Impari a stare bene quando decidi di essere te stesso, di prestare fede solo a te e a ciò in cui credi. Impari a raggiungere una consapevolezza stabile e una solida sicurezza, quando decidi di ascoltarti e accettare la tua natura.

Solo tu puoi sapere cosa è giusto per te e ricordati che, nel caso in cui non dovessi saperlo, prenditi la libertà di scoprirlo, rimanendo te stesso.

"Dilatare il tempo": non tutto è priorità.

Non tutto è perduto e, se ti dovessi sentire in ritardo, non è detto che tu sia in svantaggio.

Partiamo dal presupposto che, per sentirsi in ritardo, bisogna paragonarsi e confrontarsi o con gli ambienti circostanti (scuola, palestra, gruppo di amici, ecc.) o con le persone che si hanno intorno (amici di scuola, amici, conoscenti, fratelli e così via). Allo stesso tempo, è inevitabile fare confronti, considerato che noi, in quanto specie, apprendiamo attraverso le relazioni sociali, che comprendono anche il "confronto sociale".

Va tenuto ben a mente, però, che non è necessario andare veloci, come non lo è trasformare tutto in priorità. Non è costruttivo vivere in ansia e in apprensione costante: sarebbe un inutile spreco di energie che non ci fa avvicinare agli obiettivi, né tanto meno ci mantiene in salute.

Le strutture che ci circondano, la nostra cultura, l'ideologia e la narrazione suggeriscono che andare veloce sia l'unica via. Una corsa contro il tempo che non vinceremo mai; un tempo serrato, irrequieto e scandito da tempistiche rigide.

O si va a quel passo, altrimenti, se in ritardo, ci percepiamo come se vivessimo con un handicap, una debolezza o come veri e propri falliti.

Tuttavia, non vengono quasi mai valutati alcuni aspetti, addirittura i vantaggi che si celano dietro "l'essere in ritardo".

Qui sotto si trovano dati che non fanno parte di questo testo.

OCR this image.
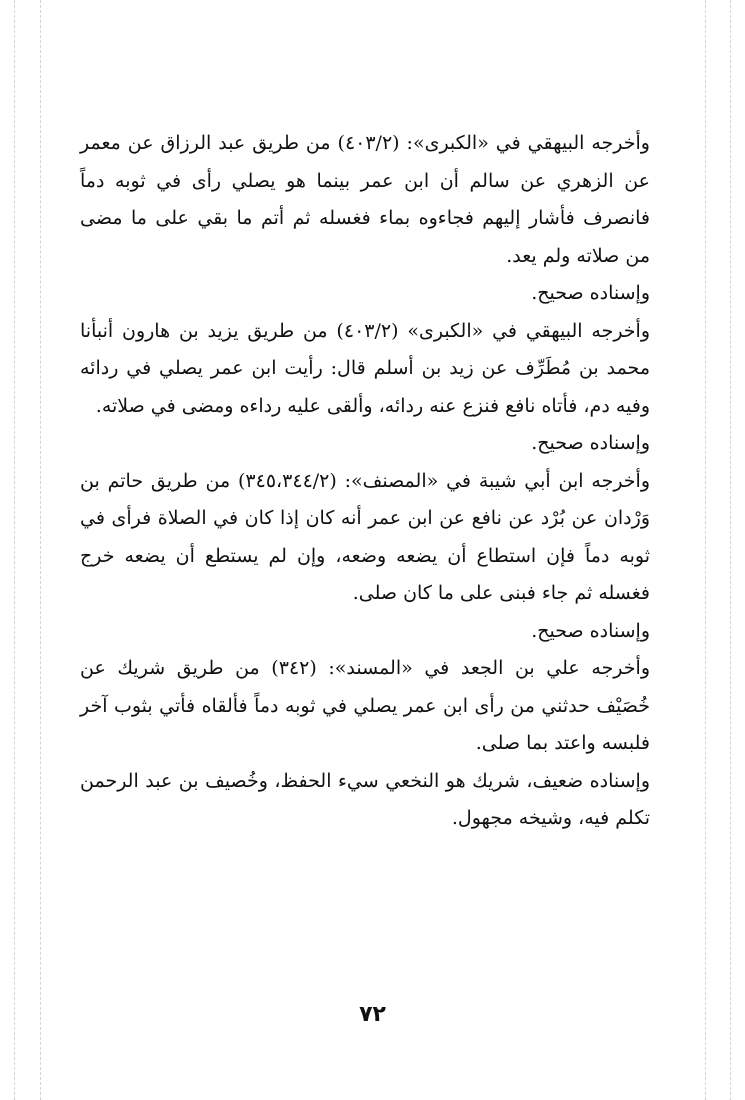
وأخرجه البيهقي في «الكبرى»: (٤٠٣/٢) من طريق عبد الرزاق عن معمر عن الزهري عن سالم أن ابن عمر بينما هو يصلي رأى في ثوبه دماً فانصرف فأشار إليهم فجاءوه بماء فغسله ثم أتم ما بقي على ما مضى من صلاته ولم يعد.

وإسناده صحيح.

وأخرجه البيهقي في «الكبرى» (٤٠٣/٢) من طريق يزيد بن هارون أنبأنا محمد بن مُطَرِّف عن زيد بن أسلم قال: رأيت ابن عمر يصلي في ردائه وفيه دم، فأتاه نافع فنزع عنه ردائه، وألقى عليه رداءه ومضى في صلاته.

وإسناده صحيح.

وأخرجه ابن أبي شيبة في «المصنف»: (٣٤٥،٣٤٤/٢) من طريق حاتم بن وَرْدان عن بُرْد عن نافع عن ابن عمر أنه كان إذا كان في الصلاة فرأى في ثوبه دماً فإن استطاع أن يضعه وضعه، وإن لم يستطع أن يضعه خرج فغسله ثم جاء فبنى على ما كان صلى.

وإسناده صحيح.

وأخرجه علي بن الجعد في «المسند»: (٣٤٢) من طريق شريك عن خُصَيْف حدثني من رأى ابن عمر يصلي في ثوبه دماً فألقاه فأتي بثوب آخر فلبسه واعتد بما صلى.

وإسناده ضعيف، شريك هو النخعي سيء الحفظ، وخُصيف بن عبد الرحمن تكلم فيه، وشيخه مجهول.

٧٢
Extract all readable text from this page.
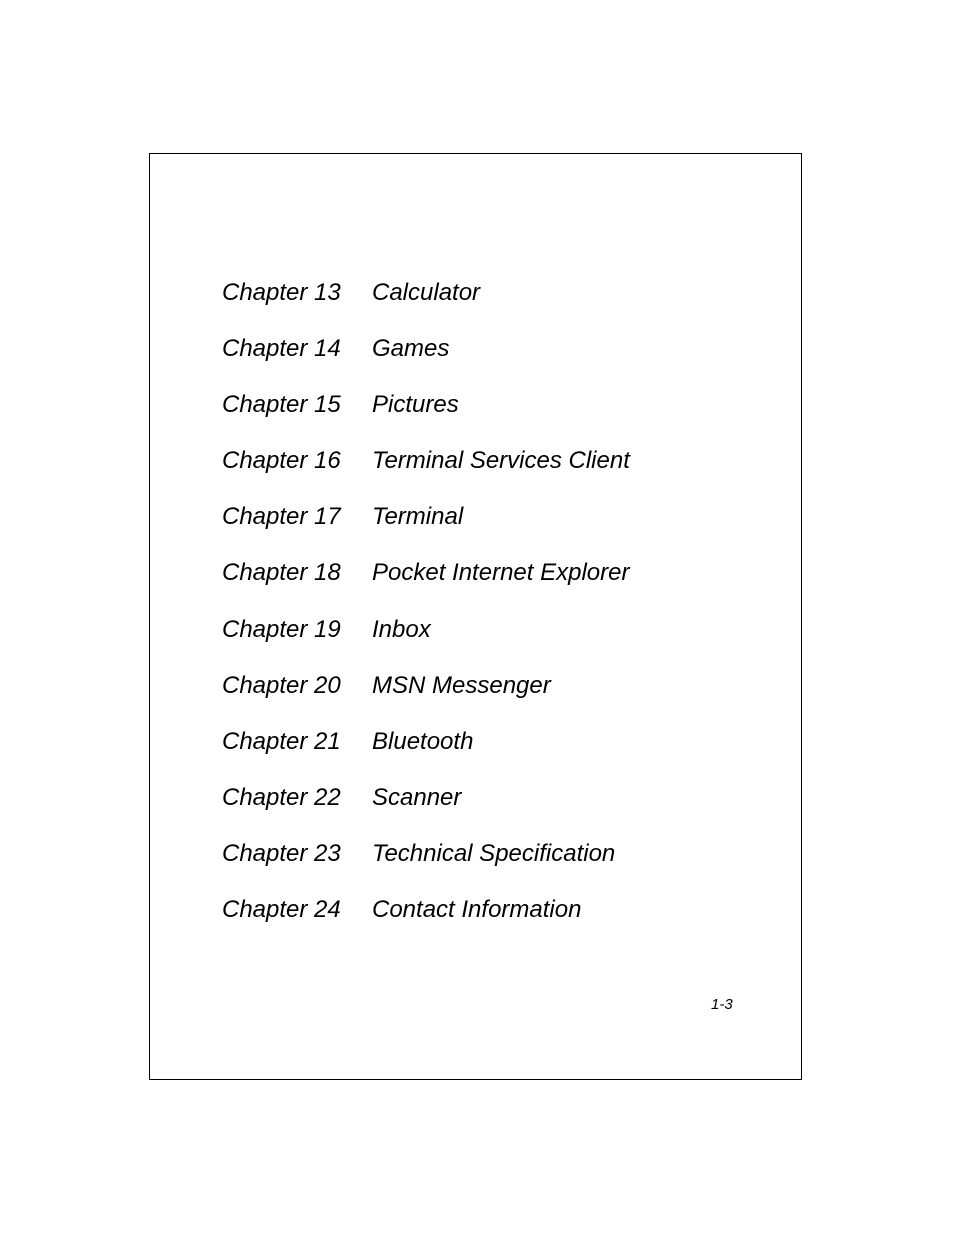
Chapter 13	Calculator
Chapter 14	Games
Chapter 15	Pictures
Chapter 16	Terminal Services Client
Chapter 17	Terminal
Chapter 18	Pocket Internet Explorer
Chapter 19	Inbox
Chapter 20	MSN Messenger
Chapter 21	Bluetooth
Chapter 22	Scanner
Chapter 23	Technical Specification
Chapter 24	Contact Information
1-3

Oggi viviamo nell'era della FOMO (Fear Of Missing Out), ovvero la paura costante di essere tagliati fuori. Ottimizzazione e multitasking frenetico, per cercare di non restare indietro, rischiando di perdersi il meglio. Ma se per un attimo ci interfacciassimo con la vera realtà, capiremmo che non ci sono sempre caselle da spuntare né obiettivi da raggiungere, e avremmo come risultato un'improvvisa dilatazione del tempo.

Questo passaggio cognitivo è cruciale per sbloccare e liberare energie mentali ed emotive utili alla nostra crescita ed evoluzione. Le nostre azioni subirebbero miglioramenti e, allo stesso modo, anche le nostre giornate e la nostra vita. Ma quali potrebbero essere nel dettaglio questi vantaggi?

Per prima cosa, "essere in ritardo" vuol dire implicitamente "andare più lentamente"; quindi, questo si traduce in maggiore ascolto e osservazione di sé, sia per ragioni temporali sia energetiche. Di fatto, la consapevolezza rifugge dalla corrente delle aspettative sociali. La consapevolezza ci permette di comprendere meglio noi stessi, i nostri interessi e i nostri limiti.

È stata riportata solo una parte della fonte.